In that posting Matt points to Rev Dan Catt’s recent week notes, in which he describes the types of tools he makes for himself. Like Matt I love this kind of stuff. I have some small tools for myself like that, and it is the primary reason I have been running a local webserver on my laptop: it allows me to do anything I could do online right on my laptop, as home cooking. Transposing code snippets into safe HTML output for instance. Or converting bank statements into something I can import in my accounting spreadsheet. Those are however somewhat of a mechanical nature. They’re by me, but not about me. And that is the qualitative difference specifically of the letter/cards tracking tool described in Rev Dan Catt’s post.

That is more akin to what I am trying to slowly build for myself since forever. Something that closely follows my own routines and process, and guides me along. Not just as a reference, like my notes or wiki, or as a guide like my todo-lists and weekly overviews. But something that welcomes me in the morning by starting me on my morning routine “Shall I read some feeds first, or shall I start with a brief review of today’s agenda.” and nudges me kindly “it’s been 15mins, shall I continue with …?”, or “shall I review …, before it becomes urgent next week?”. A coach and PA rolled into one, that is bascially me, scripted, I suppose. I’ve always been an avid note taker and lists keeper, even way before I started using computers in 1983. Those lists weren’t always very kind I realised in 2016, it became more a musts/shoulds thing than mights/coulds. Too harsh on myself, which reduces its effectiveness (not just to 0 at times, but an active hindrance causing ineffectiveness). I wanted a kinder thing, a personal operating system of sorts. Rev Dan Scott’s correspondence tool feels like that. I reminds me of what Rick Klau described earlier about his contacts ‘management’, although that stays closer to the mechanical, the less personal I feel, and skirts closer to the point where it feels inpersonal (or rather it challenges the assumption ‘if you don’t know it yourself and keep a list it’s not authentic’ more).

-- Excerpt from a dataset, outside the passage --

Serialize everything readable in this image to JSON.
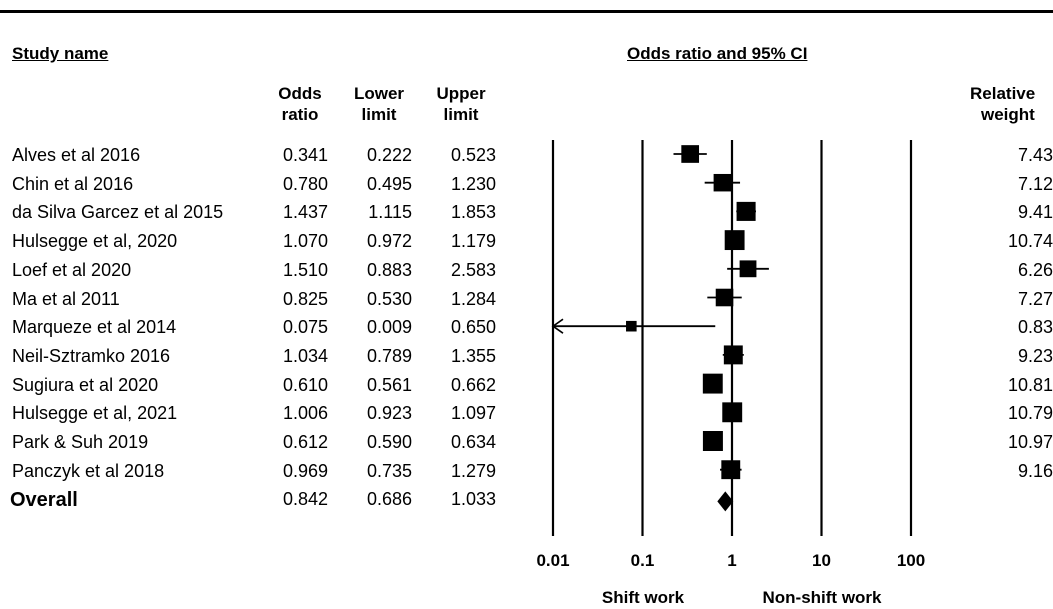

Building personalised tools, that are synchronised with the personality and routines of the person using it, not as an add-on (you can add your own filter rules to our e-mail client!), but as its core design, is mostly unexplored terrain I think. Because from a business perspective it doesn’t obviously “scale”, so no unicorn potential. That sort of generic scaling is unneeded anyway I think, and there is a very much available other path for scaling. Through the invisible hand of networks, where solutions and examples are replicated and tweaked across contexts, people and groups. That way lie the tools that are smaller than us, and therefore really provide agency.

It’s also why I think the title of Matt’s post Personal Software versus Factory Produced Software is a false dilemma. It’s not just a choice between personal and mass, between n=1 and statistics. There is a level in between, which is also where the complexity lives that makes us search for new tools in the first place: the level of you and your immediate context of relationships and things relevant to them. It’s the place where the thinking behind IndieWeb extends to all technology and methods. It’s where federation of tools live, and why I think you should run personal instances of tools that federate, not join someone else’s server, unless it is a pre-existing group launching a server and adopting it as their collective hang-out. Running personal or group tools, that can talk to others if you want it to and are potentially more valuable when connected to others, that have the network effect built in as an option.